ACS Appl Mater Interfaces ; 14(16): 18690-18696, 2022 Apr 27.
Article in English | MEDLINE | ID: mdl-35420779

ABSTRACT

Metal wires are of great significance in applications such as three-dimensional (3D) printing, soft electronics, optics, and metamaterials. Ga-based liquid metals (e.g., EGaIn), though uniquely combining metallic conductivity, fluidity, and biocompatibility, remain challenging to be spun due to their low viscosity, high surface tension, and Rayleigh-Plateau instability. In this work, we showed that EGaIn as a working electrode could induce the oxidization of EGaIn and interfacial electrochemical polymerization of electroactive monomers (e.g., acrylic acid, dopamine, and pyrrole), thus spinning itself from an opening of a blunt needle. During the spinning process, the high surface tension of EGaIn was reduced by electrowetting and electrocapillarity and stabilized by polymer shells (tunable thickness of ∼0.6-30 µm on wires with a diameter of 90-300 µm), which were chelated with metal ions.
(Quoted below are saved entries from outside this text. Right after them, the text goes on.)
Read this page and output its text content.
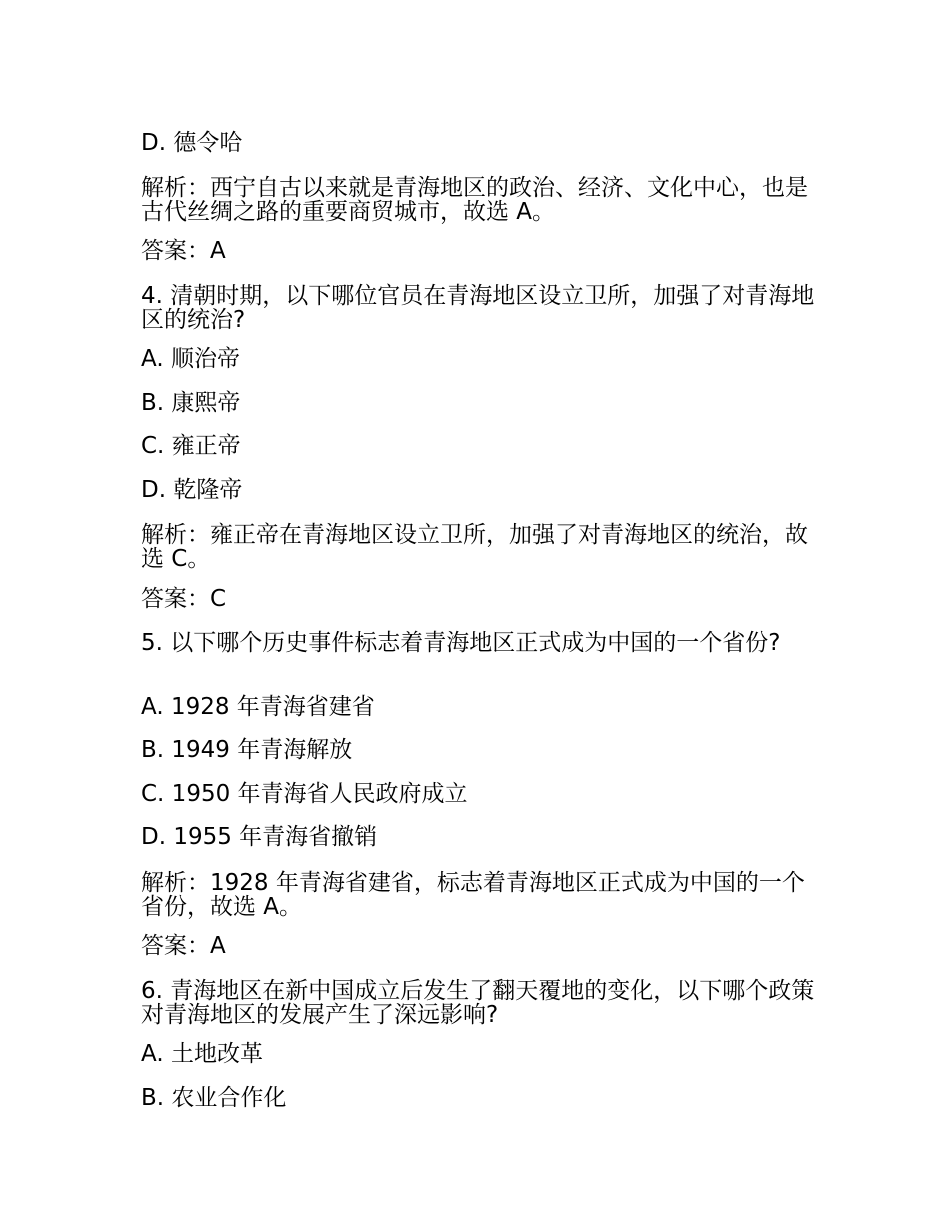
D. 德令哈
解析：西宁自古以来就是青海地区的政治、经济、文化中心，也是古代丝绸之路的重要商贸城市，故选 A。
答案：A
4. 清朝时期，以下哪位官员在青海地区设立卫所，加强了对青海地区的统治?
A. 顺治帝
B. 康熙帝
C. 雍正帝
D. 乾隆帝
解析：雍正帝在青海地区设立卫所，加强了对青海地区的统治，故选 C。
答案：C
5. 以下哪个历史事件标志着青海地区正式成为中国的一个省份?
A. 1928 年青海省建省
B. 1949 年青海解放
C. 1950 年青海省人民政府成立
D. 1955 年青海省撤销
解析：1928 年青海省建省，标志着青海地区正式成为中国的一个省份，故选 A。
答案：A
6. 青海地区在新中国成立后发生了翻天覆地的变化，以下哪个政策对青海地区的发展产生了深远影响?
A. 土地改革
B. 农业合作化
The polymeric shells offered EGaIn wires with an enhanced endurance to mechanical force and acidity. By further encapsulating into elastomers through a facile impregnation process, the resultant elastic EGaIn wires showed a combination of high stretchability (up to 800%) and metallic conductivity (1.5 × 106 S m-1). When serving as wearable sensors, they were capable of sensing facial expressions, body movements, voice recognition, and spatial pressure distributions with high sensitivity, good repeatability, and satisfactory durability. Machine-learning algorithms further assisted to detect gestures with high accuracy.